El comisario Arpaia se llevó las manos a la cabeza buscando un gesto solidario, y Contreras, conmovido, se lo brindó consultando de qué querían hablarle.

-De la autopsia. ¿Por qué su compañía pidió una autopsia tan apresuradamente?

-Nosotros no la pedimos. Fue Carlo Ciccarelli quien lo hizo.

-El médico que la realiza dice lo contrario.

-Vaya. Creo que tendré que hablar con ese médico -Indicó el sorprendido Contreras.

Mientras el detective Chielli insultaba a los conductores, Arpala y Contreras descubrían que sus intereses en el caso eran antagónicos: por fidelidad a la aseguradora, el investigador de seguros deseaba un asesinato, y por evidente comodidad el policía se inclinaba por la muerte natural. Sin embargo, el común olfato de sabuesos les decía que aquel puzzle tenía demasiadas piezas sueltas.

Ya en el centro de Milán, Contreras, pidió que lo dejaran cerca del Duorno, deseaba caminar un poco y meditar antes de visitar al médico.

-Manténgame informado. No olvide que estamos en la misma nave -le recordó Arpaia al despedirse.

-Chile, campeonato mundial de fútbol de mil novecientos sesenta y dos. Su país fue finalista, tercer lugar. La selección chilena marcó diecisiete goles de los cuales once fueron de Jorge Toro -señaló con tono didáctico el deportista Chielli.

Contreras caminó apresurado las diez cuadras que separan el Duorno del Hotel Manín. La humedad de Milán se tornaba cada vez más fría y el gris del cielo parecía presagiar desenlaces hasta el momento no pensados.

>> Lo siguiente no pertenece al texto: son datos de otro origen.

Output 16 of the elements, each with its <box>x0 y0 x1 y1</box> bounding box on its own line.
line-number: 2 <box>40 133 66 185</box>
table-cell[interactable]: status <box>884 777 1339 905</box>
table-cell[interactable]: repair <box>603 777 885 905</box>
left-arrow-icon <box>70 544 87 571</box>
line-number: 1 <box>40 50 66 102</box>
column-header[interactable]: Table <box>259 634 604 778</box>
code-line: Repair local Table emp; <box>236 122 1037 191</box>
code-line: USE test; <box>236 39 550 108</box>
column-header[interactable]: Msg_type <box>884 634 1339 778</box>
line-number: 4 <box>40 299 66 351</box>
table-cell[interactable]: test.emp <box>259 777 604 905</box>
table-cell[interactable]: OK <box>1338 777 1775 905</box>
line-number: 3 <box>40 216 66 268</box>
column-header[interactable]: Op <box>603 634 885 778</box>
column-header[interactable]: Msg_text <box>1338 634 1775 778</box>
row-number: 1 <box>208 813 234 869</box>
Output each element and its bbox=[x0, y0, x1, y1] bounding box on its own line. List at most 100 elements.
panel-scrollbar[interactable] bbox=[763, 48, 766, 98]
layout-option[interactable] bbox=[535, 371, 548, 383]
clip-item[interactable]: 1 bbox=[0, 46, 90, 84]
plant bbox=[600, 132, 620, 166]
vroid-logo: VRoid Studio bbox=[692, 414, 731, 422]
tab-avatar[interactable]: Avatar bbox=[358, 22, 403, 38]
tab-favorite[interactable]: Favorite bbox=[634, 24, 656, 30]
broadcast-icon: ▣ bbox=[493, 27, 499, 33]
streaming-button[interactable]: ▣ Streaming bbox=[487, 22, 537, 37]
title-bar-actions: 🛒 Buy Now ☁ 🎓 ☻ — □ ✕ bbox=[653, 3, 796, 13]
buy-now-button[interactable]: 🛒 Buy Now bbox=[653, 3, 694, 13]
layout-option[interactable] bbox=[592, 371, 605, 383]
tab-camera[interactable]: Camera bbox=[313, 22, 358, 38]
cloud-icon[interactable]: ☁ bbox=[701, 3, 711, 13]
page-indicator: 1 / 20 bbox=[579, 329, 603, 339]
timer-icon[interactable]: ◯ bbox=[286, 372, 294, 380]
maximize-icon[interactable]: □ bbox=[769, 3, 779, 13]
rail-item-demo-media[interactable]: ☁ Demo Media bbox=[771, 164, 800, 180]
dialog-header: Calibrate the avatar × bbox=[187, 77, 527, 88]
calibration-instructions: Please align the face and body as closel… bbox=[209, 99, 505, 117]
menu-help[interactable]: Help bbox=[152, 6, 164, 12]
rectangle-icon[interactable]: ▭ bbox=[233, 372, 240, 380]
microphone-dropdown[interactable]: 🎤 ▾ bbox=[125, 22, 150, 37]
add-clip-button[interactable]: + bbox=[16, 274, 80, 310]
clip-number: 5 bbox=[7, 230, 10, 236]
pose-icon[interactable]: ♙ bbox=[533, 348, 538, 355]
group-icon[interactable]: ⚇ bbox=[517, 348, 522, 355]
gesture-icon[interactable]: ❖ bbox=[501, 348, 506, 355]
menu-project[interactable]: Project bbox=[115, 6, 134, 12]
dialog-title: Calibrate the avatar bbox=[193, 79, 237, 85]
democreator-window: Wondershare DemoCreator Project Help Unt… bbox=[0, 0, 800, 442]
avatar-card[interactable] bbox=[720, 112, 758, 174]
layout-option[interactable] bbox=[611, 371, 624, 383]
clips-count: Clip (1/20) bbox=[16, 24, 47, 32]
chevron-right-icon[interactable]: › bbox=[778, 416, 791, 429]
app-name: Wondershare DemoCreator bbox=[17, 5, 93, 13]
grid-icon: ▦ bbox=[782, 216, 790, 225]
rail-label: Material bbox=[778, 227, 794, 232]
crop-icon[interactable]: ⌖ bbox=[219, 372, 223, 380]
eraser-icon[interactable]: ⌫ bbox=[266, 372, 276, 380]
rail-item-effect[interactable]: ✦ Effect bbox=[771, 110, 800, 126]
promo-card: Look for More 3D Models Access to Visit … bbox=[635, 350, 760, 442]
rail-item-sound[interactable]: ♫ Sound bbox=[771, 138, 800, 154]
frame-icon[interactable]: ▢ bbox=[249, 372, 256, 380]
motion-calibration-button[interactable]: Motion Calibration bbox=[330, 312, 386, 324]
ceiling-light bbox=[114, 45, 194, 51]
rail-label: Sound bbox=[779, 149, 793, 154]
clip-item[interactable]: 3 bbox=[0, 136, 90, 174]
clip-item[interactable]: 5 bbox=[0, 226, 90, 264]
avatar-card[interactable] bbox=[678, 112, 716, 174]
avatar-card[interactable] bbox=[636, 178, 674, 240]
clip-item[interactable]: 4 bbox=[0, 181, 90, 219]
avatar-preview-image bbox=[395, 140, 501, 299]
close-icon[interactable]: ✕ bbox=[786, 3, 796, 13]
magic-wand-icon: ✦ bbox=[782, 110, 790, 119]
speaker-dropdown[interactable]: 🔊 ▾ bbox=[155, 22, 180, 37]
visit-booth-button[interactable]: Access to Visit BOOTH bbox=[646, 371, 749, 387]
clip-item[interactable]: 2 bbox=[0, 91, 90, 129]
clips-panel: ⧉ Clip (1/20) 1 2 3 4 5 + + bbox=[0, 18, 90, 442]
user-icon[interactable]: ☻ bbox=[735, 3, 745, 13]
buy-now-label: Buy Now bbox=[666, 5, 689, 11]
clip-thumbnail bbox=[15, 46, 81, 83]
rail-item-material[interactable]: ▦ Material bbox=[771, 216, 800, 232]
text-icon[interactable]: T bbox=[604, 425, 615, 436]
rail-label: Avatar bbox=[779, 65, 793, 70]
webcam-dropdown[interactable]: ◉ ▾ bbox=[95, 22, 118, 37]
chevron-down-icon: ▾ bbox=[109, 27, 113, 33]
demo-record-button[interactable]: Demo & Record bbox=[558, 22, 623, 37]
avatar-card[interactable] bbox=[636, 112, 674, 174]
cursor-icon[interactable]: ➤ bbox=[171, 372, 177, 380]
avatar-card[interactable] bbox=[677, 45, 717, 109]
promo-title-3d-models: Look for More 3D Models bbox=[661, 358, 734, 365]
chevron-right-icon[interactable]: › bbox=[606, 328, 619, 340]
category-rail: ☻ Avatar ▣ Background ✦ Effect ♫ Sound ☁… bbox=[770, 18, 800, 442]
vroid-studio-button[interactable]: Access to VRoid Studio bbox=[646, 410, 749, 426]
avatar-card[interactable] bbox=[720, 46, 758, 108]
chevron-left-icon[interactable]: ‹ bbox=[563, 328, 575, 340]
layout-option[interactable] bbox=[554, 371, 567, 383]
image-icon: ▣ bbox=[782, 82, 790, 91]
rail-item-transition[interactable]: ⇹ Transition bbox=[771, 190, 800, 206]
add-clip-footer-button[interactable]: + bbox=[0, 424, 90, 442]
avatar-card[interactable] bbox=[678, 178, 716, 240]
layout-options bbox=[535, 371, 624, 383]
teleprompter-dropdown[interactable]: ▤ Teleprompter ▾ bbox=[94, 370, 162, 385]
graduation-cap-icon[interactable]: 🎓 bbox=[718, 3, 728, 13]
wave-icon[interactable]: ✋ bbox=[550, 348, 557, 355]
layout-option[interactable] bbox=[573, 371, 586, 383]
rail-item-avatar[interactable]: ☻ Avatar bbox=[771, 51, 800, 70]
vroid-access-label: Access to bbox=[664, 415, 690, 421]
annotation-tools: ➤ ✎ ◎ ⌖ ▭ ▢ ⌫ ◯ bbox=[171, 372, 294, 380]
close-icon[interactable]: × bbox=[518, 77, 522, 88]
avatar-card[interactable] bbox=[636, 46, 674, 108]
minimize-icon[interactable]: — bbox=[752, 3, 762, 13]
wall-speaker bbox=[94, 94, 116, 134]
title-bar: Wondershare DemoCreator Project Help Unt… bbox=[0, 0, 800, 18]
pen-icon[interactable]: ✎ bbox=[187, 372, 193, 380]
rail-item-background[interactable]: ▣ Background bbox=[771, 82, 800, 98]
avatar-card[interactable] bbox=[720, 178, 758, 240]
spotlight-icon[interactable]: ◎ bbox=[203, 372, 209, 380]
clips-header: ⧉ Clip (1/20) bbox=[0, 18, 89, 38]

Pidió, las llaves en la recepción y junto a la tarjeta magnética le entregaron un sobre cerrado que decidió abrir en el bar, junto a un vaso de Jack Daniels.

La misiva, escrita en una hoja con membrete del hotel era breve, pero aquellos trazos seguros levemente inclinados a la derecha delataban una mano voluntariosa.

"Estoy en su habitación, de tal manera que no se sorprenda al ver a una extraña en sus dominios. Ornella Brunni".

Dany Contreras dobló en cuatro la esquela, la hizo desaparecer en un bolsillo -y se dirigió al ascensor. Iba a entrar a la jaula, cuando el recepcionista le avisó que tenía una llamada.

-Tengo el resultado de la autopsia -dijo el comisario Arpaia.

-Y es deprimente para mí -comentó Contreras.

,-Así es. Paralización súbita de las funciones vitales. Se le conoce también como muerte súbita, pero se da mayormente en los recién nacidos. Fue un placer conocerlo, señor Contreras.

-¿Cuándo será el funeral?

-En pocas horas. Ya está todo dispuesto en el panteón familiar.

-Comisario, ¿no le parece que todo esto marcha muy rápido?

-¿Y qué? Así es la vida moderna. Se vive y se, muere a la velocidad del sonido- dijo Arpaia con un tono de voz que delataba su incredulidad.